4. Of course you can! I prefer having all my blueys outside as they get the best UV they can get, the sun. Also means I don't have to pay additional costs for heating, lighting etc. My cunninghams aren't outside yet as they are still growing up, once they are closer to adult size they'll go out there for good. This is because I don't like to hibernate reptiles through their first year; gives me the chance to feed them up more, and by the next winter it'll be a bigger, stronger animal going down for hibernation in preparation to breed.

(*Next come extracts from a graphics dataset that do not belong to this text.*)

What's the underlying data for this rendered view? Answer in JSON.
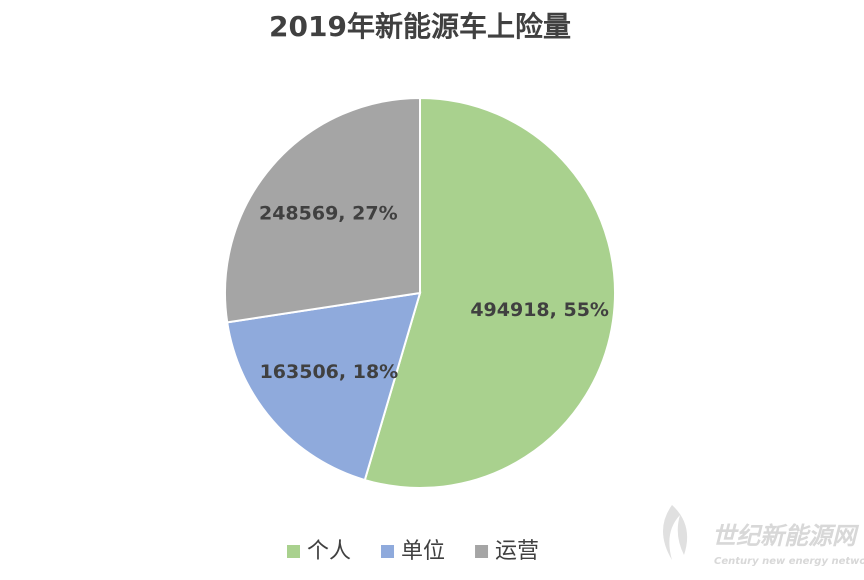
{
  "chart_data": {
    "type": "pie",
    "title": "2019年新能源车上险量",
    "categories": [
      "个人",
      "单位",
      "运营"
    ],
    "values": [
      494918,
      163506,
      248569
    ],
    "value_labels": [
      "494918, 55%",
      "163506, 18%",
      "248569, 27%"
    ],
    "colors": [
      "#a9d18e",
      "#8faadc",
      "#a5a5a5"
    ],
    "legend": "bottom"
  },
  "watermark": {
    "title": "世纪新能源网",
    "subtitle": "Century new energy network"
  }
}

Hope this helps Antaresialover!


----------



## HerpNthusiast (Aug 13, 2013)

Yes it did thanks very much. I just need to convince mum now.


----------



## SpilotaFreak78 (Aug 13, 2013)

Answer to 1. is yes most definitely. my BlueT and Cunningham are very comfortable together. Both are skinks after all and both eat the same sorts of foods so its a win win situation


----------



## Cunninghamskinks (Aug 14, 2013)

should be fine but tame your cunnie because their great


----------



## MathewB (Aug 14, 2013)

Cunninghamskinks said:


> should be fine but tame your cunnie because their great



In my experience best way to tame them is to leave them alone until they trust you. Don't grab it everyday as it will often become afraid of you and you'll never see it again.


----------



## Colin (Aug 15, 2013)

Cunninghamskinks said:


> should be fine but tame your cunnie because their great



my girlfriend likes skinks and she has a cunnie. Her cunnie is pretty wild but still great


----------